Desde que se originó el brote, se ha hecho la prueba a 76.500 personas que, de uno u otro modo, habían visitado o entrado en contacto con el mayor mercado de abastos de Asia. Xinfadi cuenta con una superficie similar a 160 campos de fútbol. A diario pasan por allí 50.000 personas, 1.500 toneladas de marisco, 18.000 de verduras y 20.000 de fruta que abastecen a la capital y a otras provincias del norte de China.

Por ello, aunque la cifra de casos detectados por ahora no es exagerada, las similitudes con el primer brote en Huanan, el mercado de pescado y marisco de la ciudad de Wuhan, han hecho saltar las alarmas y puesto en jaque a las autoridades del país. «El riesgo de que el foco se propague es muy elevado», afirmó la viceprimera ministra china, Sun Chunlan.

Precisamente, los contagios ya han llegado a otras tres provincias. Concretamente a las de Sichuan, Liaoning y Hebei con uno, dos y tres casos, respectivamente. Incluso en la ciudad de Baoding, sita en Hebei, las autoridades anunciaron la «emergencia de tiempos de guerra» para frenar la propagación del patógeno.

Por ello, se ha indicado que todo el personal y aquellos que hayan estado en el mercado desde el 30 de mayo se sometan a la prueba de coronavirus en cualquiera de los 98 centros que Pekín ha designado y que tienen capacidad para llegar a más de 90.000 pruebas diarias. A estas pruebas se suman otras medidas como la obligación de recluirse para una veintena de complejos residenciales cercanos al mercado o la prohibición de las visitas desde otras provincias.

Los comités vecinales también han comenzado a ir de puerta en puerta con el fin de encontrar a posibles infectados y rastrear sus contactos, y se están llevando a cabo inspecciones sanitarias en restaurantes, tiendas y otros mercados de la ciudad. Además, algunas ciudades han anunciado posibles cuarentenas para los ciudadanos que lleguen de distritos pequineses etiquetados con riesgo «medio» o «alto». Mientras, los equipos de investigadores tratan de dar con el verdadero origen del brote. Hasta el momento, sus estudios apuntan a que la secuencia genética preliminar de la cepa detectada no es la misma que se registró en Wuhan y, según el Centro de Control de Enfermedades, los datos recabados indican que lo más probable es que venga de Europa.

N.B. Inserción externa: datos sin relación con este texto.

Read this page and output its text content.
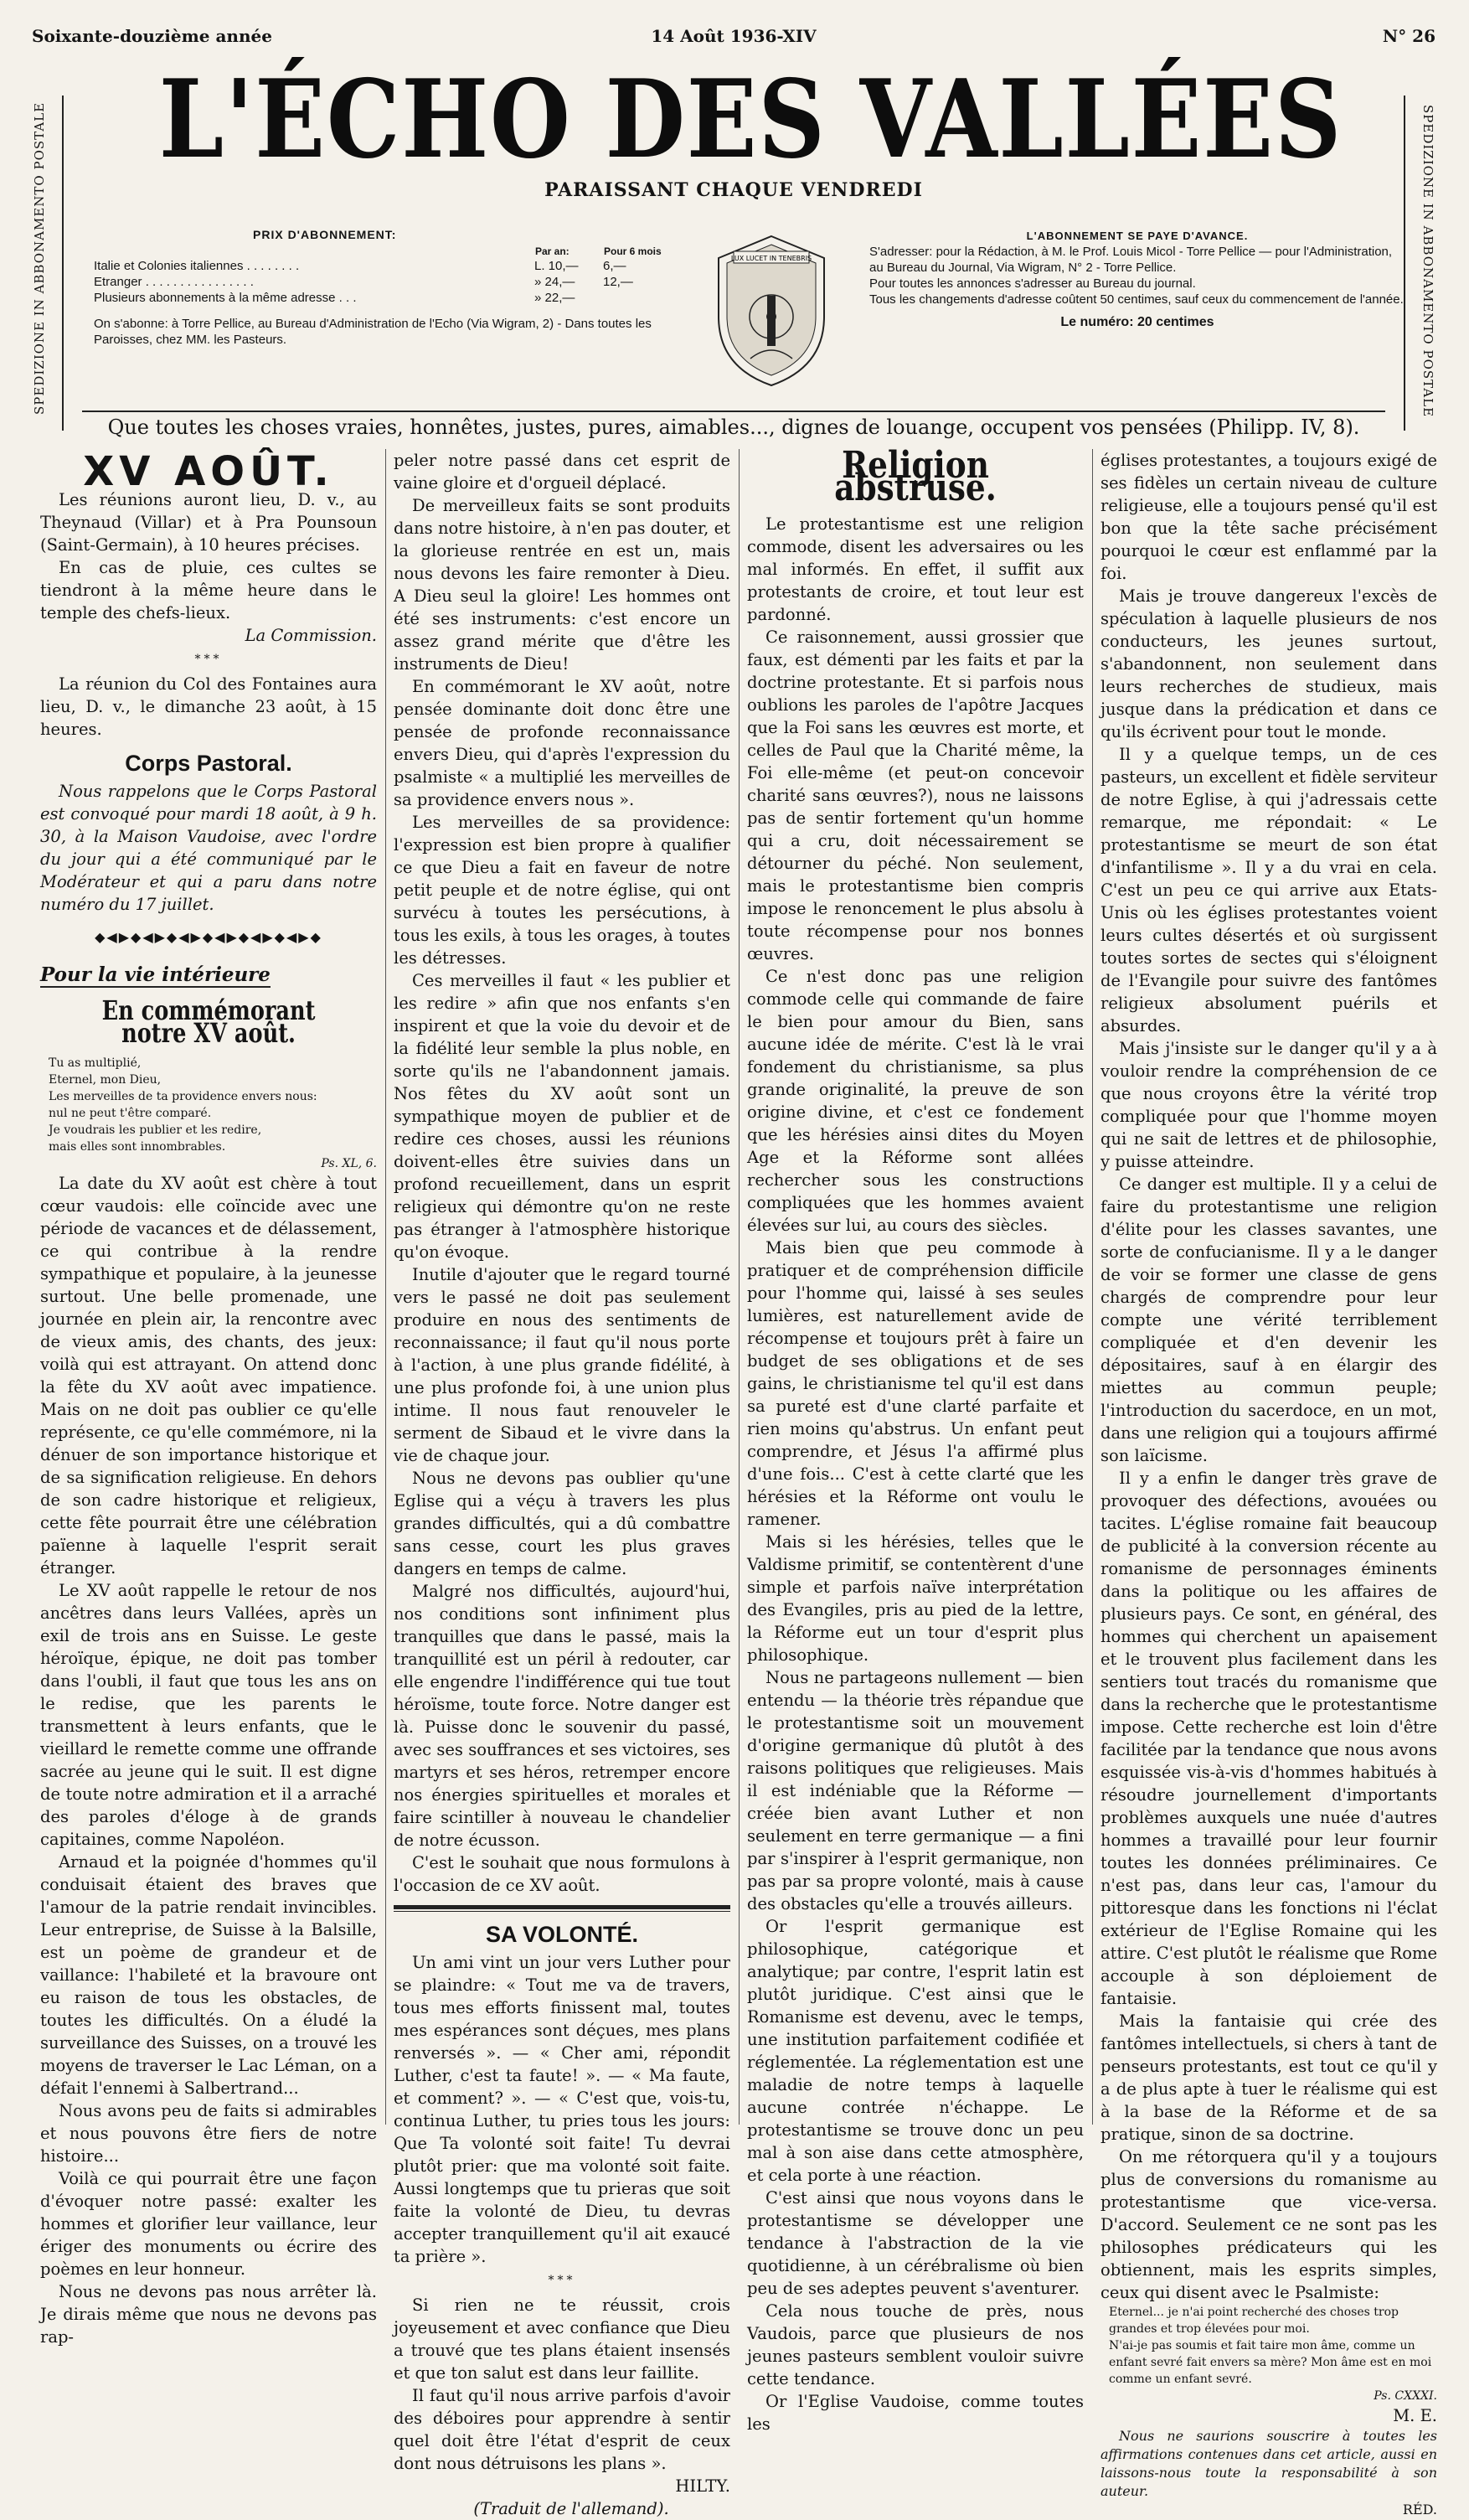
Soixante-douzième année	14 Août 1936-XIV	N° 26
SPEDIZIONE IN ABBONAMENTO POSTALE	SPEDIZIONE IN ABBONAMENTO POSTALE
L'ÉCHO DES VALLÉES
PARAISSANT CHAQUE VENDREDI
PRIX D'ABONNEMENT:
	Par an:	Pour 6 mois
Italie et Colonies italiennes . . . . . . . .	L. 10,—	6,—
Etranger . . . . . . . . . . . . . . . .	» 24,—	12,—
Plusieurs abonnements à la même adresse . . .	» 22,—	
On s'abonne: à Torre Pellice, au Bureau d'Administration de l'Echo (Via Wigram, 2) - Dans toutes les Paroisses, chez MM. les Pasteurs.
LUX LUCET IN TENEBRIS
L'ABONNEMENT SE PAYE D'AVANCE.
S'adresser: pour la Rédaction, à M. le Prof. Louis Micol - Torre Pellice — pour l'Administration, au Bureau du Journal, Via Wigram, N° 2 - Torre Pellice.
Pour toutes les annonces s'adresser au Bureau du journal.
Tous les changements d'adresse coûtent 50 centimes, sauf ceux du commencement de l'année.
Le numéro: 20 centimes
Que toutes les choses vraies, honnêtes, justes, pures, aimables..., dignes de louange, occupent vos pensées (Philipp. IV, 8).
XV AOÛT.

Les réunions auront lieu, D. v., au Theynaud (Villar) et à Pra Pounsoun (Saint-Germain), à 10 heures précises.

En cas de pluie, ces cultes se tiendront à la même heure dans le temple des chefs-lieux.

La Commission.

***

La réunion du Col des Fontaines aura lieu, D. v., le dimanche 23 août, à 15 heures.

Corps Pastoral.

Nous rappelons que le Corps Pastoral est convoqué pour mardi 18 août, à 9 h. 30, à la Maison Vaudoise, avec l'ordre du jour qui a été communiqué par le Modérateur et qui a paru dans notre numéro du 17 juillet.

◆◀▶◆◀▶◆◀▶◆◀▶◆◀▶◆◀▶◆
Pour la vie intérieure
En commémorant notre XV août.

Tu as multiplié,

Eternel, mon Dieu,

Les merveilles de ta providence envers nous:

nul ne peut t'être comparé.

Je voudrais les publier et les redire,

mais elles sont innombrables.

Ps. XL, 6.

La date du XV août est chère à tout cœur vaudois: elle coïncide avec une période de vacances et de délassement, ce qui contribue à la rendre sympathique et populaire, à la jeunesse surtout. Une belle promenade, une journée en plein air, la rencontre avec de vieux amis, des chants, des jeux: voilà qui est attrayant. On attend donc la fête du XV août avec impatience. Mais on ne doit pas oublier ce qu'elle représente, ce qu'elle commémore, ni la dénuer de son importance historique et de sa signification religieuse. En dehors de son cadre historique et religieux, cette fête pourrait être une célébration païenne à laquelle l'esprit serait étranger.

Le XV août rappelle le retour de nos ancêtres dans leurs Vallées, après un exil de trois ans en Suisse. Le geste héroïque, épique, ne doit pas tomber dans l'oubli, il faut que tous les ans on le redise, que les parents le transmettent à leurs enfants, que le vieillard le remette comme une offrande sacrée au jeune qui le suit. Il est digne de toute notre admiration et il a arraché des paroles d'éloge à de grands capitaines, comme Napoléon.

Arnaud et la poignée d'hommes qu'il conduisait étaient des braves que l'amour de la patrie rendait invincibles. Leur entreprise, de Suisse à la Balsille, est un poème de grandeur et de vaillance: l'habileté et la bravoure ont eu raison de tous les obstacles, de toutes les difficultés. On a éludé la surveillance des Suisses, on a trouvé les moyens de traverser le Lac Léman, on a défait l'ennemi à Salbertrand...

Nous avons peu de faits si admirables et nous pouvons être fiers de notre histoire...

Voilà ce qui pourrait être une façon d'évoquer notre passé: exalter les hommes et glorifier leur vaillance, leur ériger des monuments ou écrire des poèmes en leur honneur.

Nous ne devons pas nous arrêter là. Je dirais même que nous ne devons pas rap-

peler notre passé dans cet esprit de vaine gloire et d'orgueil déplacé.

De merveilleux faits se sont produits dans notre histoire, à n'en pas douter, et la glorieuse rentrée en est un, mais nous devons les faire remonter à Dieu. A Dieu seul la gloire! Les hommes ont été ses instruments: c'est encore un assez grand mérite que d'être les instruments de Dieu!

En commémorant le XV août, notre pensée dominante doit donc être une pensée de profonde reconnaissance envers Dieu, qui d'après l'expression du psalmiste « a multiplié les merveilles de sa providence envers nous ».

Les merveilles de sa providence: l'expression est bien propre à qualifier ce que Dieu a fait en faveur de notre petit peuple et de notre église, qui ont survécu à toutes les persécutions, à tous les exils, à tous les orages, à toutes les détresses.

Ces merveilles il faut « les publier et les redire » afin que nos enfants s'en inspirent et que la voie du devoir et de la fidélité leur semble la plus noble, en sorte qu'ils ne l'abandonnent jamais. Nos fêtes du XV août sont un sympathique moyen de publier et de redire ces choses, aussi les réunions doivent-elles être suivies dans un profond recueillement, dans un esprit religieux qui démontre qu'on ne reste pas étranger à l'atmosphère historique qu'on évoque.

Inutile d'ajouter que le regard tourné vers le passé ne doit pas seulement produire en nous des sentiments de reconnaissance; il faut qu'il nous porte à l'action, à une plus grande fidélité, à une plus profonde foi, à une union plus intime. Il nous faut renouveler le serment de Sibaud et le vivre dans la vie de chaque jour.

Nous ne devons pas oublier qu'une Eglise qui a véçu à travers les plus grandes difficultés, qui a dû combattre sans cesse, court les plus graves dangers en temps de calme.

Malgré nos difficultés, aujourd'hui, nos conditions sont infiniment plus tranquilles que dans le passé, mais la tranquillité est un péril à redouter, car elle engendre l'indifférence qui tue tout héroïsme, toute force. Notre danger est là. Puisse donc le souvenir du passé, avec ses souffrances et ses victoires, ses martyrs et ses héros, retremper encore nos énergies spirituelles et morales et faire scintiller à nouveau le chandelier de notre écusson.

C'est le souhait que nous formulons à l'occasion de ce XV août.

SA VOLONTÉ.

Un ami vint un jour vers Luther pour se plaindre: « Tout me va de travers, tous mes efforts finissent mal, toutes mes espérances sont déçues, mes plans renversés ». — « Cher ami, répondit Luther, c'est ta faute! ». — « Ma faute, et comment? ». — « C'est que, vois-tu, continua Luther, tu pries tous les jours: Que Ta volonté soit faite! Tu devrai plutôt prier: que ma volonté soit faite. Aussi longtemps que tu prieras que soit faite la volonté de Dieu, tu devras accepter tranquillement qu'il ait exaucé ta prière ».

***

Si rien ne te réussit, crois joyeusement et avec confiance que Dieu a trouvé que tes plans étaient insensés et que ton salut est dans leur faillite.

Il faut qu'il nous arrive parfois d'avoir des déboires pour apprendre à sentir quel doit être l'état d'esprit de ceux dont nous détruisons les plans ».

HILTY.

(Traduit de l'allemand).

Religion abstruse.

Le protestantisme est une religion commode, disent les adversaires ou les mal informés. En effet, il suffit aux protestants de croire, et tout leur est pardonné.

Ce raisonnement, aussi grossier que faux, est démenti par les faits et par la doctrine protestante. Et si parfois nous oublions les paroles de l'apôtre Jacques que la Foi sans les œuvres est morte, et celles de Paul que la Charité même, la Foi elle-même (et peut-on concevoir charité sans œuvres?), nous ne laissons pas de sentir fortement qu'un homme qui a cru, doit nécessairement se détourner du péché. Non seulement, mais le protestantisme bien compris impose le renoncement le plus absolu à toute récompense pour nos bonnes œuvres.

Ce n'est donc pas une religion commode celle qui commande de faire le bien pour amour du Bien, sans aucune idée de mérite. C'est là le vrai fondement du christianisme, sa plus grande originalité, la preuve de son origine divine, et c'est ce fondement que les hérésies ainsi dites du Moyen Age et la Réforme sont allées rechercher sous les constructions compliquées que les hommes avaient élevées sur lui, au cours des siècles.

Mais bien que peu commode à pratiquer et de compréhension difficile pour l'homme qui, laissé à ses seules lumières, est naturellement avide de récompense et toujours prêt à faire un budget de ses obligations et de ses gains, le christianisme tel qu'il est dans sa pureté est d'une clarté parfaite et rien moins qu'abstrus. Un enfant peut comprendre, et Jésus l'a affirmé plus d'une fois... C'est à cette clarté que les hérésies et la Réforme ont voulu le ramener.

Mais si les hérésies, telles que le Valdisme primitif, se contentèrent d'une simple et parfois naïve interprétation des Evangiles, pris au pied de la lettre, la Réforme eut un tour d'esprit plus philosophique.

Nous ne partageons nullement — bien entendu — la théorie très répandue que le protestantisme soit un mouvement d'origine germanique dû plutôt à des raisons politiques que religieuses. Mais il est indéniable que la Réforme — créée bien avant Luther et non seulement en terre germanique — a fini par s'inspirer à l'esprit germanique, non pas par sa propre volonté, mais à cause des obstacles qu'elle a trouvés ailleurs.

Or l'esprit germanique est philosophique, catégorique et analytique; par contre, l'esprit latin est plutôt juridique. C'est ainsi que le Romanisme est devenu, avec le temps, une institution parfaitement codifiée et réglementée. La réglementation est une maladie de notre temps à laquelle aucune contrée n'échappe. Le protestantisme se trouve donc un peu mal à son aise dans cette atmosphère, et cela porte à une réaction.

C'est ainsi que nous voyons dans le protestantisme se développer une tendance à l'abstraction de la vie quotidienne, à un cérébralisme où bien peu de ses adeptes peuvent s'aventurer.

Cela nous touche de près, nous Vaudois, parce que plusieurs de nos jeunes pasteurs semblent vouloir suivre cette tendance.

Or l'Eglise Vaudoise, comme toutes les

églises protestantes, a toujours exigé de ses fidèles un certain niveau de culture religieuse, elle a toujours pensé qu'il est bon que la tête sache précisément pourquoi le cœur est enflammé par la foi.

Mais je trouve dangereux l'excès de spéculation à laquelle plusieurs de nos conducteurs, les jeunes surtout, s'abandonnent, non seulement dans leurs recherches de studieux, mais jusque dans la prédication et dans ce qu'ils écrivent pour tout le monde.

Il y a quelque temps, un de ces pasteurs, un excellent et fidèle serviteur de notre Eglise, à qui j'adressais cette remarque, me répondait: « Le protestantisme se meurt de son état d'infantilisme ». Il y a du vrai en cela. C'est un peu ce qui arrive aux Etats-Unis où les églises protestantes voient leurs cultes désertés et où surgissent toutes sortes de sectes qui s'éloignent de l'Evangile pour suivre des fantômes religieux absolument puérils et absurdes.

Mais j'insiste sur le danger qu'il y a à vouloir rendre la compréhension de ce que nous croyons être la vérité trop compliquée pour que l'homme moyen qui ne sait de lettres et de philosophie, y puisse atteindre.

Ce danger est multiple. Il y a celui de faire du protestantisme une religion d'élite pour les classes savantes, une sorte de confucianisme. Il y a le danger de voir se former une classe de gens chargés de comprendre pour leur compte une vérité terriblement compliquée et d'en devenir les dépositaires, sauf à en élargir des miettes au commun peuple; l'introduction du sacerdoce, en un mot, dans une religion qui a toujours affirmé son laïcisme.

Il y a enfin le danger très grave de provoquer des défections, avouées ou tacites. L'église romaine fait beaucoup de publicité à la conversion récente au romanisme de personnages éminents dans la politique ou les affaires de plusieurs pays. Ce sont, en général, des hommes qui cherchent un apaisement et le trouvent plus facilement dans les sentiers tout tracés du romanisme que dans la recherche que le protestantisme impose. Cette recherche est loin d'être facilitée par la tendance que nous avons esquissée vis-à-vis d'hommes habitués à résoudre journellement d'importants problèmes auxquels une nuée d'autres hommes a travaillé pour leur fournir toutes les données préliminaires. Ce n'est pas, dans leur cas, l'amour du pittoresque dans les fonctions ni l'éclat extérieur de l'Eglise Romaine qui les attire. C'est plutôt le réalisme que Rome accouple à son déploiement de fantaisie.

Mais la fantaisie qui crée des fantômes intellectuels, si chers à tant de penseurs protestants, est tout ce qu'il y a de plus apte à tuer le réalisme qui est à la base de la Réforme et de sa pratique, sinon de sa doctrine.

On me rétorquera qu'il y a toujours plus de conversions du romanisme au protestantisme que vice-versa. D'accord. Seulement ce ne sont pas les philosophes prédicateurs qui les obtiennent, mais les esprits simples, ceux qui disent avec le Psalmiste:

Eternel... je n'ai point recherché des choses trop grandes et trop élevées pour moi.

N'ai-je pas soumis et fait taire mon âme, comme un enfant sevré fait envers sa mère? Mon âme est en moi comme un enfant sevré.

Ps. CXXXI.

M. E.

Nous ne saurions souscrire à toutes les affirmations contenues dans cet article, aussi en laissons-nous toute la responsabilité à son auteur.

RÉD.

Wu Zunyou, epidemiólogo jefe de dicho organismo afirmó que aunque la cepa se asemeja más a la de Europa no necesariamente significa que el virus haya sido importado directamente de allí. Según los estudios de este centro, se barajan dos teorías sobre cómo llegó a Pekín. La primera, que lo hiciera a través de algún producto contaminado con el coronavirus como el salmón importado, ya que se habían encontrado rastros del patógeno en tablas para cortar este pescado. La segunda, que hubiera llegado a través de una persona contagiada que hubiera visitado el mercado y propagado el virus de manera accidental.

Clúser de infecciones

Para Wu, cualquier empleado del mercado «posiblemente asintomático o con síntomas leves, podría haber llevado el virus al mercado y, debido a la gran actividad que se da allí, se ha producido el clúster de infecciones», señaló. Sin embargo, todavía es pronto para conocer el verdadero origen. «Si se analizan las cepas en Estados Unidos, la mayoría de ellas serán de Europa, al igual que las de Rusia... Necesitamos más información para hacer una evaluación», añadió Wu tras asegurar que la situación es muy grave.

Mientras los científicos continúan sus investigaciones, la ciudad se sigue blindada y el resto el país contempla con precaución el avance de un rebrote del que también habrá que extraer lecciones. La información que se recabe con la investigación actual en la capital ayudará a revelar «más misterios sobre cómo se transmite el coronavirus y será instrumental para prevenir nuevos brotes», agregó Wu.